En l’occurrence, pour une langue déshéritée comme l’occitan, cette pratique spécifique du langage qu’est la traduction a une fonction de légitimation et de reconnaissance symboliques indéniable. À condition que l’objet à traduire soit bien choisi : il faut que ce soit une œuvre représentative et significative. Traduire les 3 280 pages du code civil –j’ai vérifié le nombre– n’aurait aucun intérêt.

En revanche, choisir quelques textes fondamentaux, ça peut être une grande avancée symbolique et politique ; c’est ce qu’a fait la Révolution en traduisant la Déclaration des droits de l’homme et du citoyen en basque, en breton, en allemand, en occitan, dès 1790.

Traduire le Petit Nicolas n’enferme peut-être pas le même enjeu, soyons modestes, mais observons lucidement la situation sociolinguistique de notre pays : qu’un grand classique de la littérature de jeunesse soit publié par un éditeur professionnel (et parisien), selon les mêmes exigences de qualité matérielle que l’original, en corse, en breton, dans quatre créoles différents, en picard et bientôt dans toutes les langues de France, « c’est bon pour nous », c’est quelque chose qu’il ne faut pas sous-estimer. Ça « fait exister » lesdites langues, ça les légitime.

Je rappelle dans mon introduction qu’une langue vivante, une langue « de plein exercice », ce n’est pas seulement une langue que l’on traduit, mais aussi une langue dans laquelle on traduit. C’est une langue qui n’est pas cantonnée à certains emplois, mais qui met en œuvre toutes ses fonctionnalités : les pratiques de discours, l’écriture, l’intraduction comme l’extraduction.

Henri Meschonnic disait : « Dans le langage, c’est toujours la guerre ». Il disait aussi que dans l’acte de traduire, c’est toute une théorie du langage et des rapports entre les langues qui se dévoile, de manière implicite et impensée.

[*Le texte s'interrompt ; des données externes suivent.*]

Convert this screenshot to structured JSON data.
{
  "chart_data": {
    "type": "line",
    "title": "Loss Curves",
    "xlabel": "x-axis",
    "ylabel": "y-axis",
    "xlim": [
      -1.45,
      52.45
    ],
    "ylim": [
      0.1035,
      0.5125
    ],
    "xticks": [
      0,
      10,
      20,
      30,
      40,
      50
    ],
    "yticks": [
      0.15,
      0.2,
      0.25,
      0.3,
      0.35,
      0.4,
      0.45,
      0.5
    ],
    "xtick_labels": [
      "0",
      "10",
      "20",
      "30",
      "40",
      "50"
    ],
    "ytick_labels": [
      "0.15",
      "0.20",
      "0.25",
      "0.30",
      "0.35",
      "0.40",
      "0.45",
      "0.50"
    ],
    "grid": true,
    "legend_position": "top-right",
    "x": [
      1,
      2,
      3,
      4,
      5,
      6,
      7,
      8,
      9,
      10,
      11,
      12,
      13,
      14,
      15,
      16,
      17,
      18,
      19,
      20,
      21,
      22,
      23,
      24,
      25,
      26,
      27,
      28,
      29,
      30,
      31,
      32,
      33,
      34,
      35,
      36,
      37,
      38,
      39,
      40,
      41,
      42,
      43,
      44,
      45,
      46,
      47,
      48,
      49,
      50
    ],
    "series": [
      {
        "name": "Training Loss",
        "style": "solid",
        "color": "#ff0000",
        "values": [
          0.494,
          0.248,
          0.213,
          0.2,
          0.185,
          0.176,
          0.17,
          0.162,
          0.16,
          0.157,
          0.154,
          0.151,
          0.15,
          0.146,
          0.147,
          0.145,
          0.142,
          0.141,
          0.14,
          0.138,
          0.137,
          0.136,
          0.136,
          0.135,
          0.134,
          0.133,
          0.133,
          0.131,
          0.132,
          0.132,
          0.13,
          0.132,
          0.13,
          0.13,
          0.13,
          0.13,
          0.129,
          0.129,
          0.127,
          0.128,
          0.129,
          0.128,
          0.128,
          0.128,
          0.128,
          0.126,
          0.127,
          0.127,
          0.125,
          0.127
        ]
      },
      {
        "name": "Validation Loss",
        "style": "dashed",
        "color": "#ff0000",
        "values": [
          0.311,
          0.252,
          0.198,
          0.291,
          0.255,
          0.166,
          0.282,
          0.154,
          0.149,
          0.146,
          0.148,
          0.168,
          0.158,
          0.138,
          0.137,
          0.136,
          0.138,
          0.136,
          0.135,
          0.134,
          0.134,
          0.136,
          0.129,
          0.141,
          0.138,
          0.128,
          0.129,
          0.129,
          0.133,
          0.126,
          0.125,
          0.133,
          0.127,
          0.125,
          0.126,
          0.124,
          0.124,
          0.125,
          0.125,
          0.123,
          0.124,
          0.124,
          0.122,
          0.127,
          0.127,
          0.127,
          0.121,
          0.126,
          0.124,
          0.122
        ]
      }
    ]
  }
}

Permettez-moi deux observations à cet égard, qui me paraissent illustrer pleinement des rapports de force qui se dévoilent à la faveur de la traduction. De manière impensée, c’est-à-dire dans l’ordre des représentations.

Après avoir hésité, l’éditeur a décidé de sortir le Petit Nicolas en provençal en édition bilingue, les deux langues « en regard », en vis-à-vis. Mais dans la maquette qu’il m’a envoyée pour relecture, le provençal était sur la page de gauche et le français sur celle de droite. J’ai demandé que cet ordre soit permuté, et qu’on mette le provençal sur la page de droite. Pourquoi ?

 

Parce que je voyais dans la disposition prévue la matérialisation inconsciente d’une hiérarchisation des langues, projetée sur le papier. Il est évident que c’est la version traduite qui fait la particularité, l’intérêt de cette édition, c’est elle qu’il s’agit de mettre en relief et de donner à lire : le texte original est déjà largement diffusé par ailleurs, à milliers d’exemplaires, et ne sert ici que de support à la traduction.

Or, la page de droite est par excellence la page de la lecture, c’est celle vers laquelle le regard se porte spontanément quand vous ouvrez un livre ; les pages de titres sont toujours celles de droite, y compris pour les chapitres à l’intérieur d’un volume, on dit que c’est la page « noble », etc.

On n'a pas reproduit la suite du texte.